Présent lors d’une rencontre avec la presse à la douane de Bardonnex (GE), Rudolf Dietrich, le directeur général des douanes, a reconnu que la sécurité constituait la principale préoccupation de Genève, dans un contexte croissant de grande criminalité. Des réponses, selon lui, sont apportées: «Alors que la douane a dû réduire de 2000 à 2010 son personnel d’environ 10% dans toute la Suisse, Genève dispose aujourd’hui d’un plus grand nombre de gardes-frontière qu’il y a dix ans» – 338 agents, contre 308 à l’époque. Il faut cependant ajouter que 40 sont des renforts venus d’autres régions. Rudolf Dietrich a confirmé que deux classes comptant chacune 24 aspirants seront recrutées afin de reconstituer l’effectif genevois.
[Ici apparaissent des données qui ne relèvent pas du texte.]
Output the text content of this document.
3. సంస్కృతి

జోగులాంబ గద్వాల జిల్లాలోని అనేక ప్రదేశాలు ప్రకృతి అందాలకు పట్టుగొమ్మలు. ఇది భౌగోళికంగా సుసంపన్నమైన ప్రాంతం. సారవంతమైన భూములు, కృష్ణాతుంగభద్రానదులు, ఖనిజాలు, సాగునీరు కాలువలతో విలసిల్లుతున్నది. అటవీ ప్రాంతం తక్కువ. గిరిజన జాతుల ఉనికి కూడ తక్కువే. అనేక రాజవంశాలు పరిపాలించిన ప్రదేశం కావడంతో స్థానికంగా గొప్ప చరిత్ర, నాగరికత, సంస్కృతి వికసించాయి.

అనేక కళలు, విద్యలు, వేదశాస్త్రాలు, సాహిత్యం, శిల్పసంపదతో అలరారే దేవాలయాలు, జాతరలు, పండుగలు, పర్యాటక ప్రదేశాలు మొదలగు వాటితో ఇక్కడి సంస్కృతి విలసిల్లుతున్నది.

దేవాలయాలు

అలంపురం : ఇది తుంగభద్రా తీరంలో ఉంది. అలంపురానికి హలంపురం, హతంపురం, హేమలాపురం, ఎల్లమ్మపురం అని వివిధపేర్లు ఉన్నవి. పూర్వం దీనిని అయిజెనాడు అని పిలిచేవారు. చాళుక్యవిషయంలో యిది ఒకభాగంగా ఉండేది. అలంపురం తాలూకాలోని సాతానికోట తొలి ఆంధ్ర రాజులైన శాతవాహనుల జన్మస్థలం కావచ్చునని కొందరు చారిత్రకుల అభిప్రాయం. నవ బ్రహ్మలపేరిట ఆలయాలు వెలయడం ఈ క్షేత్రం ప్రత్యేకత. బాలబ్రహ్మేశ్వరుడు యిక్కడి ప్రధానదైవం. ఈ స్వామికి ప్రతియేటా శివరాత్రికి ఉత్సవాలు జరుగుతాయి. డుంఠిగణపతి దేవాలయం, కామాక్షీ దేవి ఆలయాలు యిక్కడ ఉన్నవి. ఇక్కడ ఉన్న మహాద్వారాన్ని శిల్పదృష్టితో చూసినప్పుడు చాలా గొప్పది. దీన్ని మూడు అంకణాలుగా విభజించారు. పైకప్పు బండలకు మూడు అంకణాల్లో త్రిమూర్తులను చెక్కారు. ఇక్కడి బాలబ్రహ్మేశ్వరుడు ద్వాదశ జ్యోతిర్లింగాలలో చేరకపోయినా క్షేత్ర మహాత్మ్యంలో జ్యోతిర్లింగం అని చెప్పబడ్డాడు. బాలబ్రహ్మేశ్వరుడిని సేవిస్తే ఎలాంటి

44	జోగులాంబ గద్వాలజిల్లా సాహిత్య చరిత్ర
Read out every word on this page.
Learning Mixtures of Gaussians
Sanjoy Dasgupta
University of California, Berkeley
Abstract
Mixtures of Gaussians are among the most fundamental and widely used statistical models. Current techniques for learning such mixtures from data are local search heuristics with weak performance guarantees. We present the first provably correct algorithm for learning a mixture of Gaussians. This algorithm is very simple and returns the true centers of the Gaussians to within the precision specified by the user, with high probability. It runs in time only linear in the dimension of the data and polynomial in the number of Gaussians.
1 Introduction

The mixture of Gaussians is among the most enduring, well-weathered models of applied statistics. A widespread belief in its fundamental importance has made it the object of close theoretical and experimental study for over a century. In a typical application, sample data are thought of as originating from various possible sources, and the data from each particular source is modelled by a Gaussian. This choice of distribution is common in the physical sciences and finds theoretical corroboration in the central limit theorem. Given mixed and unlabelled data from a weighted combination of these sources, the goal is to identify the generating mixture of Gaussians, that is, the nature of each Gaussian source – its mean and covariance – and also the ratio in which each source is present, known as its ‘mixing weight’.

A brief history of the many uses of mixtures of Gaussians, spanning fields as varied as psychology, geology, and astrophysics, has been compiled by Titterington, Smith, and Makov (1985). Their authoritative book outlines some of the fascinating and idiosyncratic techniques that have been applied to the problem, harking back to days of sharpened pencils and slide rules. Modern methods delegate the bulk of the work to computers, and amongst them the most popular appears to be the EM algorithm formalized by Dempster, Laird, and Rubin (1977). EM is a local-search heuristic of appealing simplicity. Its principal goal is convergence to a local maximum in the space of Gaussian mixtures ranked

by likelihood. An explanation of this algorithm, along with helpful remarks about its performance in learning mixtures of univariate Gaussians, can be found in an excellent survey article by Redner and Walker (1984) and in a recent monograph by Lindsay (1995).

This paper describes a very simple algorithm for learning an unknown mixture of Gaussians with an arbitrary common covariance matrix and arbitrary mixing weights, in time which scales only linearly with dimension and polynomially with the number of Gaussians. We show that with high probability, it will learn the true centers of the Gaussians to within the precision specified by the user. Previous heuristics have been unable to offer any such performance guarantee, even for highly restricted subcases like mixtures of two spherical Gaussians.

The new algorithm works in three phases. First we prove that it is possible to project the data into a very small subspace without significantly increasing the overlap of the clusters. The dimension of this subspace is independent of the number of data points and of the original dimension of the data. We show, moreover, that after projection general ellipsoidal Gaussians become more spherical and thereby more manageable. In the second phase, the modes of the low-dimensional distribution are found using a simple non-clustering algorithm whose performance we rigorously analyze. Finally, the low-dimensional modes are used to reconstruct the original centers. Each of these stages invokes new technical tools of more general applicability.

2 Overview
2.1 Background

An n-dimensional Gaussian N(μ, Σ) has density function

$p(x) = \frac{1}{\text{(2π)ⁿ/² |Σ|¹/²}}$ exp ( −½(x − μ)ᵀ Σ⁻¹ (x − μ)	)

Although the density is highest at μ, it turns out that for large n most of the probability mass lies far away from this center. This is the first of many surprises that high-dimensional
Accusé de courber le dos face au Conseil fédéral et de ne pas avoir le courage de défendre ses agents sur le terrain, le directeur résume ainsi la situation dans laquelle son rôle le confine: «Je dois obéir, je fais le mieux possible avec les moyens que l’on met à ma disposition.» Des moyens devenus plus limités, à l’image des effectifs de la douane civile qui, ces dix dernières années, ont fondu de 25%.

Claude Meylan, le commandant des gardes-frontière de la région de Genève, ne nie pas le chiffre, avancé par la TSR, de 7 patrouilleurs pour 110 km de frontière commune avec la France. «Mais c’était en 2008. Aujourd’hui, ils sont de 10 à 17, auxquels peuvent être adjoints, selon les nécessités, les personnels fixes des douanes de Bardonnex et de Thônex», avance-t-il.

Par ailleurs, les récentes actions communes avec la gendarmerie, «à l’origine de la baisse du nombre de cambriolages dans le canton», pourraient être reconduites. L’Administration fédérale des douanes (AFD) mise également sur la coopération entre les autorités chargées de la sécurité de part et d’autre de la frontière, avec notamment le Centre de coopération policière et douanière franco-suisse installé il y a sept ans à Genève. Un canal de communication commun existe désormais et des patrouilles mixtes sont engagées sur le terrain trois à quatre fois par mois.

2500 arrestations

Ces efforts ne devraient pas être de trop, sachant que les douaniers suisses n’ont pas chômé en 2010 (lire ci-dessous). Un nombre record de produits contrefaits a été enregistré (2741). Les denrées alimentaires ont représenté la majeure partie des marchandises de contrebande découvertes. Quelque 826 tonnes ont été interceptées, dont 565 tonnes de fruits et légumes et 57 tonnes de viandes. Les droits de douanes soustraits par ces trafics s’élèvent à 3,5 millions de francs contre 2,1 millions en 2009.

L’AFD est aussi engagée sur le front de la lutte contre le trafic de drogue. Environ 77,8 kilos de haschisch (48,7 en 2009) et 79 kilos de marijuana (46 en 2009) ont été saisis aux frontières. Les prises d’héroïne ont totalisé 31,5 kilos (29,6 en 2009) et de cocaïne 180,5 kilos (280,2 en 2009). Le corps des gardes-frontière a par ailleurs arrêté et remis à la police en 2010 plus de 2500 personnes signalées pour les délits les plus divers.